United States v. Brian K. McMutuary and Dante A. Grier

MANION, Circuit Judge,

concurring.

I fully agree with the court’s rejection of Grier’s due process argument, and I agree that under the rule of United States v. Meza, 127 F.3d 545 (1996), the defendants’ sentences must be vacated. I write separately to question the applicability of the rule of Meza.

The court correctly concludes that Brown’s sentence was illegally short — “unjustified” to use Meza’s term. But neither Grier’s nor McMutuary’s sentence was incorrect. Neither complained about the applications of the Guidelines to them; each was sentenced within the appropriate range, so if Brown’s illegal sentence were not in the picture, neither Grier nor McMutuary could even appeal from their sentence. See United States v. Mattison, 153 F.3d 406, 412 (7th Cir.1998). But the rule of Meza apparently puts Brown’s sentence in the picture.

The focus of the rule in Meza as now applied in this case is much too narrow, thus allowing the appellants to raise a question that need not be asked. Prior to the adoption of the Guidelines, the federal sentences for similar crimes showed significant disparity, depending on the sentencing judge. Congress was convinced this perceived disparity — which arguably resulted from the nearly unlimited discretion given to federal district court judges — was unjustified; the Guidelines were an attempt to eliminate this disparity. So when examining a supposed “disparity” in sentencing, the proper focus should include all federal sentences, not merely the few resulting from one judge in a particular trial. The disparity between the sentence Brown got (and what he should have gotten) reflects not only upon the sentences of the two other defendants in this case, but upon the federal sentences of all other bank robbers. Surely the rule in this circuit is not that three improper sentences are better than one. Fortunately the court emphasizes, opn. at 970 n. 7, that Meza does not require that Grier and McMutuary receive downward departures due to the disparity with Brown, only that the court consider it.

The length of one defendant’s sentence should almost never be the basis for • a downward departure for another. I recognize that in Koon the Court prohibited lower courts from expanding the number of the impermissible factors that may not be taken into consideration. See opn. at 965-66 (citing Koon, 518 U.S. at 106-07, 116 S.Ct. 2035). But before a district court may depart from the Guidelines, the court must find that the factor at issue— here “disparity” in sentences — “as occurring in the particular circumstances, takes the case outside the heartland of the applicable Guidelines.” Koon, 518 U.S. at 109, 116 S.Ct. 2035. Nothing about Grier or *971McMutuary took their cases outside the “heartland.” The only person who escaped from the heartland was Brown, and his sentence was way too short. But that does not make Grier’s or McMutuary’s situation unusual compared to the federal sentences of most bank robbers.

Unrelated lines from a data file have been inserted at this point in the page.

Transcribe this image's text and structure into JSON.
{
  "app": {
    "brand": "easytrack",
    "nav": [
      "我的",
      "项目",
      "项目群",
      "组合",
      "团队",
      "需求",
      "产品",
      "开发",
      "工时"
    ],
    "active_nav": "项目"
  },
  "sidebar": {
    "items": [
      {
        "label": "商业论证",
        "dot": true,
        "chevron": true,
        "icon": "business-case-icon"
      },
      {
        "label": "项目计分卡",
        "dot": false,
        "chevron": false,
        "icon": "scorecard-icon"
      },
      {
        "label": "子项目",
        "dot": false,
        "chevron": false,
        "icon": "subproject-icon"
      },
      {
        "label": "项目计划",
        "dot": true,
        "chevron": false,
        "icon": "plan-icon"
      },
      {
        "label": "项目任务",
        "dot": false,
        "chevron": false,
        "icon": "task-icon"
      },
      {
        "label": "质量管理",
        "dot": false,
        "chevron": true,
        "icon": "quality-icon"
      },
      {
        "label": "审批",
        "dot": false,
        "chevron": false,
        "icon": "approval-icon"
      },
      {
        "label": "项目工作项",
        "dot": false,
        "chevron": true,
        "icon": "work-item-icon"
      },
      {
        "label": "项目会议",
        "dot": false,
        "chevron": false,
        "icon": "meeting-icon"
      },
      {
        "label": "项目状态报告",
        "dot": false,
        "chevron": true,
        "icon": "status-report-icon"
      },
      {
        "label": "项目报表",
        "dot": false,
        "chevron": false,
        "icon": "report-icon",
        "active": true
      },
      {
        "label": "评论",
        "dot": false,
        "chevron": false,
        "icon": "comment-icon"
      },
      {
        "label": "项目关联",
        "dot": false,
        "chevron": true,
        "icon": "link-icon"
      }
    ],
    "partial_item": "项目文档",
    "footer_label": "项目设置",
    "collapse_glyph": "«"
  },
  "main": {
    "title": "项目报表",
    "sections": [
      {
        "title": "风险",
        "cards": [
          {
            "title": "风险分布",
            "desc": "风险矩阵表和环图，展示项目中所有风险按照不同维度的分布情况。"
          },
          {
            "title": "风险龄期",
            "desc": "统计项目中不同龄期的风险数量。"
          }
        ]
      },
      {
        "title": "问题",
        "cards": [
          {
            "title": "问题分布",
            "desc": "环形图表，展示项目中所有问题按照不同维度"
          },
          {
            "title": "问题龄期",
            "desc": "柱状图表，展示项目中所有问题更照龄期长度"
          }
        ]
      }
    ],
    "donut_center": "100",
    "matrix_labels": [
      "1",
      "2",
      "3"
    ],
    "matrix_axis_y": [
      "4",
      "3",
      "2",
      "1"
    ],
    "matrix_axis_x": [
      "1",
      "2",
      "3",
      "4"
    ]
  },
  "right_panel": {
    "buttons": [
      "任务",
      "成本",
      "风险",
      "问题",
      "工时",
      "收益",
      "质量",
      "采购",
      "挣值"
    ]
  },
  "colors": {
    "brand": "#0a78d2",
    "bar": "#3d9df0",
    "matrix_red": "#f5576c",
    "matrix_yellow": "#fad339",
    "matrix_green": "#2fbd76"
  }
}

Moreover, as a practical matter, the rule of Meza is difficult to implement. It requires the district judge, when deciding whether to downwardly depart for some defendants, to ask whether she had given an illegal sentence to another defendant involved in the same crime. Not surprisingly, the district judge in this case was unwilling to say she had. So in the end, what we will have is what occurred here: appeals that raise collateral attacks based on some other defendant’s sentence. The proper solution to an illegal sentence is an appeal by the government seeking to correct the error, not an appeal by the co-defendants seeking to compound the error by getting a windfall for themselves.

ORDER

July 20, 1999

The petition for rehearing in the above-entitled case is GRANTED, the opinion entered on May 5, 1999 is VACATED, and the appeal is restored to the calendar for oral reargument at a date and time to be announced.